Claramente, chegar a julgamentos estereotipados de idade negativa afirma uma experiência de insatisfação nas trocas intergeracionais envolvendo seqüências de PSD idoso. Este ponto é frequentemente ilustrado nos dados quando os voluntários oferecem uma observação estereotipada como motivo ou explicação para o seu desconforto ou dificuldade em relação à PSD idosa. O comentário do DG acima mencionado sobre uma pessoa idosa como um idoso não-cancerígeno assim e assim se enquadra nesta categoria. Tal como se fala da tristeza e empatia que se sente por pessoas idosas com vidas difíceis, contudo, o discurso dos estereótipos nem sempre é invocado no acto de afirmar uma experiência de desconforto ou dificuldade. Falar do comportamento indesejável do idoso também pode funcionar para rebaixar as estimativas dos problemas causados. Isto é ilustrado no GD3 quando tanto a EB como a RHW sustentam que conversas envolvendo sequências de PSD de idosos não são difíceis para os ouvintes porque são rotineiras ou porque já se depararam com as anteriores.
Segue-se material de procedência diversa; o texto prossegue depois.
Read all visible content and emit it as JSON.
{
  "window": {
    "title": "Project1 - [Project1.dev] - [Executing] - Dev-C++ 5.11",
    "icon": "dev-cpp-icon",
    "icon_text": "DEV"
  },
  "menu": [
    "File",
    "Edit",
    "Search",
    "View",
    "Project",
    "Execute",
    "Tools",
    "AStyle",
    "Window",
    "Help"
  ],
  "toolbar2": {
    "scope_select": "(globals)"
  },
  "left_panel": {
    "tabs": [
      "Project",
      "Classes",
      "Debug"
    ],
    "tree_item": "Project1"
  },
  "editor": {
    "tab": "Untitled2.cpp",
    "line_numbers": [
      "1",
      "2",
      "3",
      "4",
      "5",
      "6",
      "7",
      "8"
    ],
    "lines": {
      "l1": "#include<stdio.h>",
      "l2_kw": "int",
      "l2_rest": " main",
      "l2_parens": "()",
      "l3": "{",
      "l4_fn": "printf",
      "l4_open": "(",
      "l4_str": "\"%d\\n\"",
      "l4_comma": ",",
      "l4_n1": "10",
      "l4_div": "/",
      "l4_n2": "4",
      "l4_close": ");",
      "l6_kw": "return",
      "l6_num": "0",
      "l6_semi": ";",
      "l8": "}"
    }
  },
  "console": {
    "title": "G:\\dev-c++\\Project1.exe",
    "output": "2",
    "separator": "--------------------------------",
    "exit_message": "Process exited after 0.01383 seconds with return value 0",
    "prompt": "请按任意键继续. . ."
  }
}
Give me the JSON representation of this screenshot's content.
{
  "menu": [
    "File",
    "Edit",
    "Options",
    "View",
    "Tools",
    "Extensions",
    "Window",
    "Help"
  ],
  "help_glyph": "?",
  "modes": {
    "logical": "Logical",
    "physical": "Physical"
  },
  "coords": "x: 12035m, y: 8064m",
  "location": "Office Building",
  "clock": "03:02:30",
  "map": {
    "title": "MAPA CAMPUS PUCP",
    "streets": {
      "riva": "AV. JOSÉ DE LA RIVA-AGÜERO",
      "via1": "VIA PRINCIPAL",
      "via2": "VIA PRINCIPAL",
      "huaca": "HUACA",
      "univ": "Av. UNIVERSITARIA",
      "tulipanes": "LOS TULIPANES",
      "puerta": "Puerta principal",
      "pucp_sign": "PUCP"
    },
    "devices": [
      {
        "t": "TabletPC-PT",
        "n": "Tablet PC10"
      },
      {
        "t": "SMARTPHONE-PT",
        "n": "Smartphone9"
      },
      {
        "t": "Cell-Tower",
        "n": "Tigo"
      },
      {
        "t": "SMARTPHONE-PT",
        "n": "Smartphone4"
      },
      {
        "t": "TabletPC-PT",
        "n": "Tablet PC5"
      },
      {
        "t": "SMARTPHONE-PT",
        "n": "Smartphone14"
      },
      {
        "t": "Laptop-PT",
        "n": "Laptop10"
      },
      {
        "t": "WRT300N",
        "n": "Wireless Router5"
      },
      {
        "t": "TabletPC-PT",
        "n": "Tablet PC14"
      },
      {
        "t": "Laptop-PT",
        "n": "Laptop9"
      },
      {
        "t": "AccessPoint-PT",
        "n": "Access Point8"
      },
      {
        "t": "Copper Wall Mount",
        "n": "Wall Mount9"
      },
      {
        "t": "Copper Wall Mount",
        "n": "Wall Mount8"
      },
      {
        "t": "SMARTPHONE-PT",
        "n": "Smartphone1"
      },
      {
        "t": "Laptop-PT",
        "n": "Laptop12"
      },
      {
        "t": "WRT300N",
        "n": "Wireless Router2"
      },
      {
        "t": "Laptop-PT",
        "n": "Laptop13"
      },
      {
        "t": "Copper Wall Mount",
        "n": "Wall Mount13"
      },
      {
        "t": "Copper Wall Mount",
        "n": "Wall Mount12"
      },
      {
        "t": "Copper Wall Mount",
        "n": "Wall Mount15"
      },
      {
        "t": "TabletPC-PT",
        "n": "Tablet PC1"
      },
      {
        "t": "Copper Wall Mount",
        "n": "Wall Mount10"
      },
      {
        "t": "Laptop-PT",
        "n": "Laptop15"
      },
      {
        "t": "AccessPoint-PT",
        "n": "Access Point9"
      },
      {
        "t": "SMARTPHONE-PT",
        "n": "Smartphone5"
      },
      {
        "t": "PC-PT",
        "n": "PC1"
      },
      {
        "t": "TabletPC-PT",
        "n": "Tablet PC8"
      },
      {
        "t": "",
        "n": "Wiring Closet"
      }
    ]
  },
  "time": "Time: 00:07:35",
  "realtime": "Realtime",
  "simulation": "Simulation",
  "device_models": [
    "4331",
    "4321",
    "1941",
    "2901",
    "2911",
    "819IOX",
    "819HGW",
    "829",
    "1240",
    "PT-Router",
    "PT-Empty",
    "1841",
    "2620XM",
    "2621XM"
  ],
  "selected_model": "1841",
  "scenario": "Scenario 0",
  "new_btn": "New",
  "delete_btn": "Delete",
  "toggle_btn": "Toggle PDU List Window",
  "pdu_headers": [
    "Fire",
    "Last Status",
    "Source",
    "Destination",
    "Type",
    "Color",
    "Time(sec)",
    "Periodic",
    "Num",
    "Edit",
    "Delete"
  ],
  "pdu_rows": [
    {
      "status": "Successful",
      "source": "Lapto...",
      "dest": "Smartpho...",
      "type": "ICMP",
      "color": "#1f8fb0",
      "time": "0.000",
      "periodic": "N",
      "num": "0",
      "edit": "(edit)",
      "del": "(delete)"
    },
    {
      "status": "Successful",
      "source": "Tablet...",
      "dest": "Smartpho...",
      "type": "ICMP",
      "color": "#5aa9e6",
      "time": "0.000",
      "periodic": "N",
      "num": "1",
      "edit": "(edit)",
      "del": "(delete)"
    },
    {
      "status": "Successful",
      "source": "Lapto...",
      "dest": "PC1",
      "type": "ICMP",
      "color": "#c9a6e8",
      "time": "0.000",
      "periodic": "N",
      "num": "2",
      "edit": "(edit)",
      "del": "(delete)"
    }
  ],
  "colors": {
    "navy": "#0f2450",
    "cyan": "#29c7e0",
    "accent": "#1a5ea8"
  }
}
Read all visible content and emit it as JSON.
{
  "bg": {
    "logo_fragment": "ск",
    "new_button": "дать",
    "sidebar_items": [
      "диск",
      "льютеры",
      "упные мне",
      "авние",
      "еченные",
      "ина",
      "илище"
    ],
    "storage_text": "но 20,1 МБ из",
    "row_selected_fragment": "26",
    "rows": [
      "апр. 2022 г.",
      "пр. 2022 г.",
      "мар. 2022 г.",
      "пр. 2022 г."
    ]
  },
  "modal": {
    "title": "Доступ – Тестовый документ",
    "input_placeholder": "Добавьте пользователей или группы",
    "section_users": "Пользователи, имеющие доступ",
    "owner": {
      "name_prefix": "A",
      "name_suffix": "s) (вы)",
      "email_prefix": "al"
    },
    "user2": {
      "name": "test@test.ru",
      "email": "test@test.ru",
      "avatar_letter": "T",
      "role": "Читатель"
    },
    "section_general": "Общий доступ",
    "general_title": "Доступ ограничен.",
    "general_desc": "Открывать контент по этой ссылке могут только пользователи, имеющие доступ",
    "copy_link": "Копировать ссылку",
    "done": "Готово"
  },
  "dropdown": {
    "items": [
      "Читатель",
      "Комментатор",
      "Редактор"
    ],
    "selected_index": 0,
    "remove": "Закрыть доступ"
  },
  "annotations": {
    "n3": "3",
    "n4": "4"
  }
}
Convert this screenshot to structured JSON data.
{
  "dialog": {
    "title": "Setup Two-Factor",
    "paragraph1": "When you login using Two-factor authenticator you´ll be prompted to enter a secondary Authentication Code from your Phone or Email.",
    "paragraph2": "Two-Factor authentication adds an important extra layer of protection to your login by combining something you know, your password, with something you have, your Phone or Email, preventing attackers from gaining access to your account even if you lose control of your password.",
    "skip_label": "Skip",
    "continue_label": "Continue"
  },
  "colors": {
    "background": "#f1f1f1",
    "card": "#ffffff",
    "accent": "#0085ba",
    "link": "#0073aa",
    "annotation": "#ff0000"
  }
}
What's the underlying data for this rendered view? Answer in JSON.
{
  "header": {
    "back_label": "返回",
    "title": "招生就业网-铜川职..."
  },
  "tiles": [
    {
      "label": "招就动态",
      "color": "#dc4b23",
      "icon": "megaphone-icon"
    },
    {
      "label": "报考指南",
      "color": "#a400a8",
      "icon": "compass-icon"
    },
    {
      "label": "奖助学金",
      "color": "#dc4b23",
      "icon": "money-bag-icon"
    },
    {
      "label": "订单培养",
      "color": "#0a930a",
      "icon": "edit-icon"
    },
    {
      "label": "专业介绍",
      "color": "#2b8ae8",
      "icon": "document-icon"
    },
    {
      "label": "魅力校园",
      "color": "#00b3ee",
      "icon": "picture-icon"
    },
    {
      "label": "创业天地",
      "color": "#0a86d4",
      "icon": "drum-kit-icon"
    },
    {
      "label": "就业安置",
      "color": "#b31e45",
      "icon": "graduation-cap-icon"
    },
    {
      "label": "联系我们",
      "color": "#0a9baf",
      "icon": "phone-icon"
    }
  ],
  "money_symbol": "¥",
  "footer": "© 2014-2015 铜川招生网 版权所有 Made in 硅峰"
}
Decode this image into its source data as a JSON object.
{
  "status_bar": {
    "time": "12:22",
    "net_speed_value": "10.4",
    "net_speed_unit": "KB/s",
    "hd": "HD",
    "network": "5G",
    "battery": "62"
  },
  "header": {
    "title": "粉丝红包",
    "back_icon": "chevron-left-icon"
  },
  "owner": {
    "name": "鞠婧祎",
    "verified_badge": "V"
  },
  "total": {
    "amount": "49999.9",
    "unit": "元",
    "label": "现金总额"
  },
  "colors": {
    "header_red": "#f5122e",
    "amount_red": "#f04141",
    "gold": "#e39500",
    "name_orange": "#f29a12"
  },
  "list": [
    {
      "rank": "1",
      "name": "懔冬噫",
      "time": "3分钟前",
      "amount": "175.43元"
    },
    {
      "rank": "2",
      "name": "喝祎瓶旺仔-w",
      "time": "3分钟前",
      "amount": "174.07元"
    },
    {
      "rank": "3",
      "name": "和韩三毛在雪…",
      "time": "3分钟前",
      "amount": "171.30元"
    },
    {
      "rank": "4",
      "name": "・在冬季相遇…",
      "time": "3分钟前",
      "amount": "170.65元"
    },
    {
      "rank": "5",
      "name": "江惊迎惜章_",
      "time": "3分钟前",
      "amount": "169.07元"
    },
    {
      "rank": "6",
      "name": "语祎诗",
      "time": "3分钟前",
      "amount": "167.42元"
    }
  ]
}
A lógica por trás de tal afirmação não é totalmente clara até que a RHW diga como em alguns aspectos você tem que tomá-la com uma pitada de sal. Então, percebe-se que o desconforto ou dificuldade está sendo negado porque os respondentes não acreditam que a alegação do revelador (sobre a solidão) seja genuína. Este é um dos casos mais marcantes e perturbadores de estereótipos que se encontram no estudo. É agravado pelo comentário final do DG confirmando o clássico estereótipo invertido U dos idosos quando crianças (ver, por exemplo, Coupland e Coupland, 1990).